Capertee Valley, New South Wales 1892 watercolour by James A C Willis Art Gallery of New South Wales collection |
This work followers in the landscape tradition of the middle years of the 19th century when picturesque views of awe-inspiring landscape were all the rage. Unlike many similar works of the time, Willis does not include any figures in the foreground, a compositional device to give the viewer a sense of scale and a feeling of insignificance within Gods mighty world.
One anonymous critic writing in the Windsor and Richmond Gazette of 25 September 1897 mentions this work in his account of a recent visit to the National Art Gallery (now Art Gallery of NSW) in Sydney:
J C Willis has certainly given us a most realistic picture of the wild and romantic region. "Capertee Valley," - with its high beetling walls of rock, its tree clad mountains, and the deep an inaccessible ravines which score their precipitous sides at close intervals.
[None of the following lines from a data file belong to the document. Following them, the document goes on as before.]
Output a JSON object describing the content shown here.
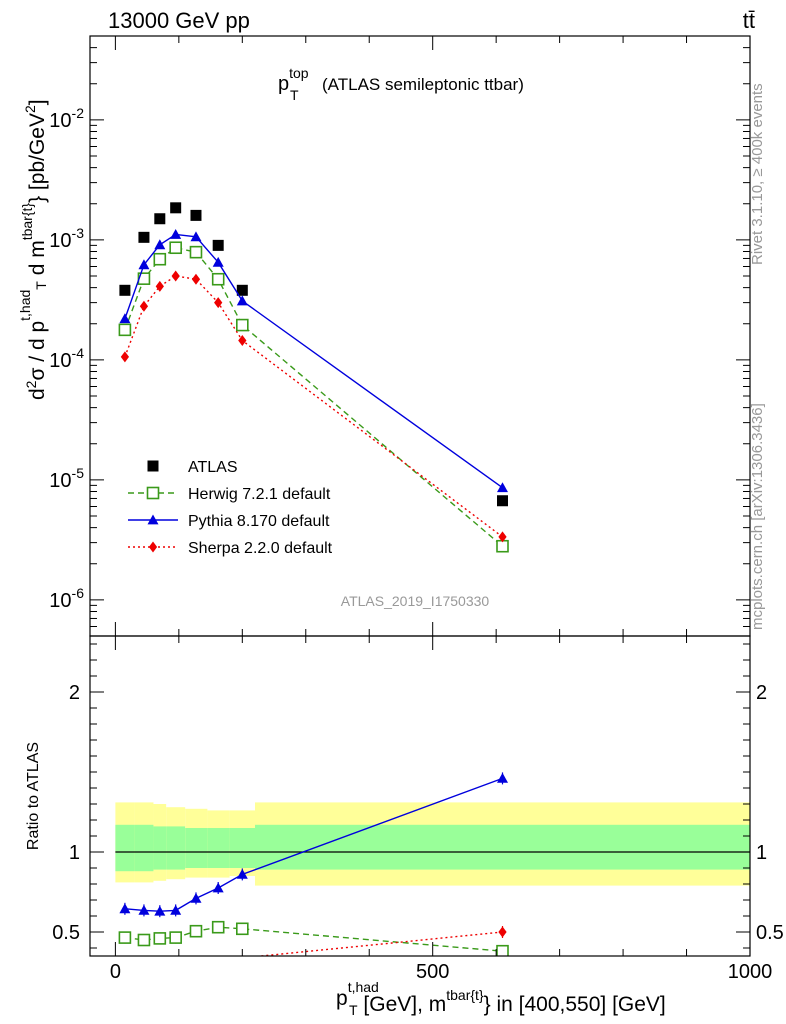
{
  "header": {
    "energy": "13000 GeV pp",
    "process": "tt̄"
  },
  "side": {
    "rivet": "Rivet 3.1.10, ≥ 400k events",
    "mcplots": "mcplots.cern.ch [arXiv:1306.3436]"
  },
  "watermark": "ATLAS_2019_I1750330",
  "chart_data": [
    {
      "type": "scatter",
      "name": "main-panel",
      "title": {
        "main": "p",
        "sup": "top",
        "sub": "T",
        "rest": "(ATLAS semileptonic ttbar)"
      },
      "yscale": "log",
      "ylim": [
        5e-07,
        0.05
      ],
      "xlim": [
        -40,
        1000
      ],
      "ylabel": "d²σ / d p_T^{t,had} d m^{tbar{t}} [pb/GeV²]",
      "yticks": [
        {
          "value": 0.01,
          "base": "10",
          "exp": "-2"
        },
        {
          "value": 0.001,
          "base": "10",
          "exp": "-3"
        },
        {
          "value": 0.0001,
          "base": "10",
          "exp": "-4"
        },
        {
          "value": 1e-05,
          "base": "10",
          "exp": "-5"
        },
        {
          "value": 1e-06,
          "base": "10",
          "exp": "-6"
        }
      ],
      "legend_position": "bottom-left",
      "series": [
        {
          "name": "ATLAS",
          "color": "#000000",
          "marker": "square-filled",
          "line": "none",
          "x": [
            15,
            45,
            70,
            95,
            127,
            162,
            200,
            610
          ],
          "y": [
            0.00038,
            0.00105,
            0.0015,
            0.00185,
            0.0016,
            0.0009,
            0.00038,
            6.7e-06
          ]
        },
        {
          "name": "Herwig 7.2.1 default",
          "color": "#3a9a1a",
          "marker": "square-open",
          "line": "dashed",
          "x": [
            15,
            45,
            70,
            95,
            127,
            162,
            200,
            610
          ],
          "y": [
            0.000178,
            0.000475,
            0.00069,
            0.00086,
            0.00079,
            0.00047,
            0.000195,
            2.8e-06
          ]
        },
        {
          "name": "Pythia 8.170 default",
          "color": "#0000dd",
          "marker": "triangle-filled",
          "line": "solid",
          "x": [
            15,
            45,
            70,
            95,
            127,
            162,
            200,
            610
          ],
          "y": [
            0.00022,
            0.00062,
            0.00091,
            0.00111,
            0.00106,
            0.00065,
            0.00031,
            8.6e-06
          ]
        },
        {
          "name": "Sherpa 2.2.0 default",
          "color": "#ee0000",
          "marker": "diamond-filled",
          "line": "dotted",
          "x": [
            15,
            45,
            70,
            95,
            127,
            162,
            200,
            610
          ],
          "y": [
            0.000106,
            0.00028,
            0.00041,
            0.0005,
            0.00047,
            0.0003,
            0.000145,
            3.35e-06
          ]
        }
      ]
    },
    {
      "type": "scatter",
      "name": "ratio-panel",
      "ylabel": "Ratio to ATLAS",
      "ylim": [
        0.35,
        2.35
      ],
      "xlim": [
        -40,
        1000
      ],
      "yticks": [
        "0.5",
        "1",
        "2"
      ],
      "xticks": [
        "0",
        "500",
        "1000"
      ],
      "xlabel": "p_T^{t,had} [GeV], m^{tbar{t}} in [400,550] [GeV]",
      "bands": {
        "edges": [
          0,
          30,
          60,
          80,
          110,
          145,
          180,
          220,
          1000
        ],
        "stat_lo": [
          0.88,
          0.88,
          0.89,
          0.89,
          0.9,
          0.9,
          0.9,
          0.89
        ],
        "stat_hi": [
          1.17,
          1.17,
          1.16,
          1.16,
          1.15,
          1.15,
          1.15,
          1.17
        ],
        "total_lo": [
          0.81,
          0.81,
          0.82,
          0.83,
          0.84,
          0.84,
          0.85,
          0.79
        ],
        "total_hi": [
          1.31,
          1.31,
          1.3,
          1.28,
          1.27,
          1.26,
          1.26,
          1.31
        ],
        "stat_color": "#99ff99",
        "total_color": "#ffff99"
      },
      "series": [
        {
          "name": "Herwig 7.2.1 default",
          "color": "#3a9a1a",
          "marker": "square-open",
          "line": "dashed",
          "x": [
            15,
            45,
            70,
            95,
            127,
            162,
            200,
            610
          ],
          "y": [
            0.465,
            0.45,
            0.46,
            0.465,
            0.505,
            0.53,
            0.52,
            0.38
          ]
        },
        {
          "name": "Pythia 8.170 default",
          "color": "#0000dd",
          "marker": "triangle-filled",
          "line": "solid",
          "x": [
            15,
            45,
            70,
            95,
            127,
            162,
            200,
            610
          ],
          "y": [
            0.645,
            0.635,
            0.63,
            0.635,
            0.71,
            0.775,
            0.86,
            1.46
          ]
        },
        {
          "name": "Sherpa 2.2.0 default",
          "color": "#ee0000",
          "marker": "diamond-filled",
          "line": "dotted",
          "x": [
            230,
            610
          ],
          "y": [
            0.35,
            0.5
          ]
        }
      ]
    }
  ]
}
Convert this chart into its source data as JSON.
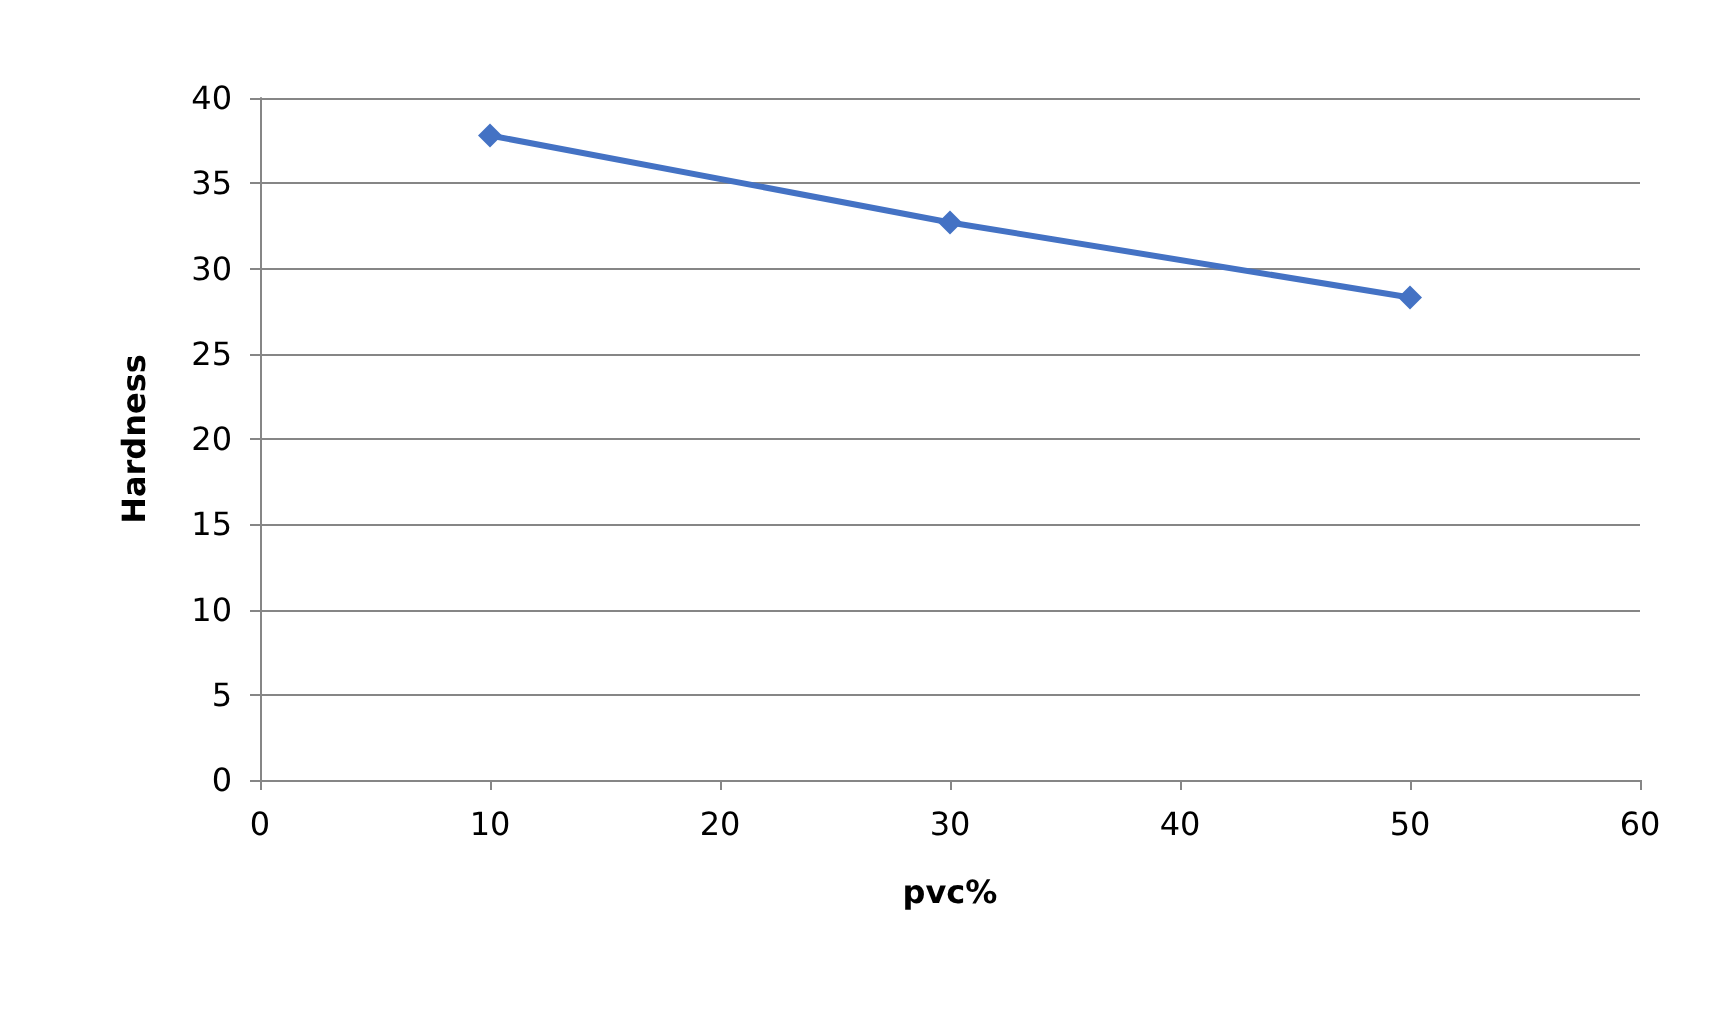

Map of New South Wales (1871), compiled by James A C Willis National Library of Australia http://nla.gov.au/nla.map-f10 |
Willis was born in Devon, England and arrived in Sydney in c.1845. His principal occupation was surveying and during his career he produced many maps for the NSW Government. In c.1848 he took art lessons with Conrad Martens, then the most talented artist active in the colony. Over the following years he painted many landscapes, often of remote areas of the State as in this Capertee painting. As well as his surveying duties, Willis was involved in the establishment of the Art Gallery of NSW in the 1870s. In 1892 he donated this work to the galleries permanent collection. Although rarely on show, this work can be privately viewed with a prearranged appointment with gallery staff.
Does anyone know where in the Capertee Valley this work was painted?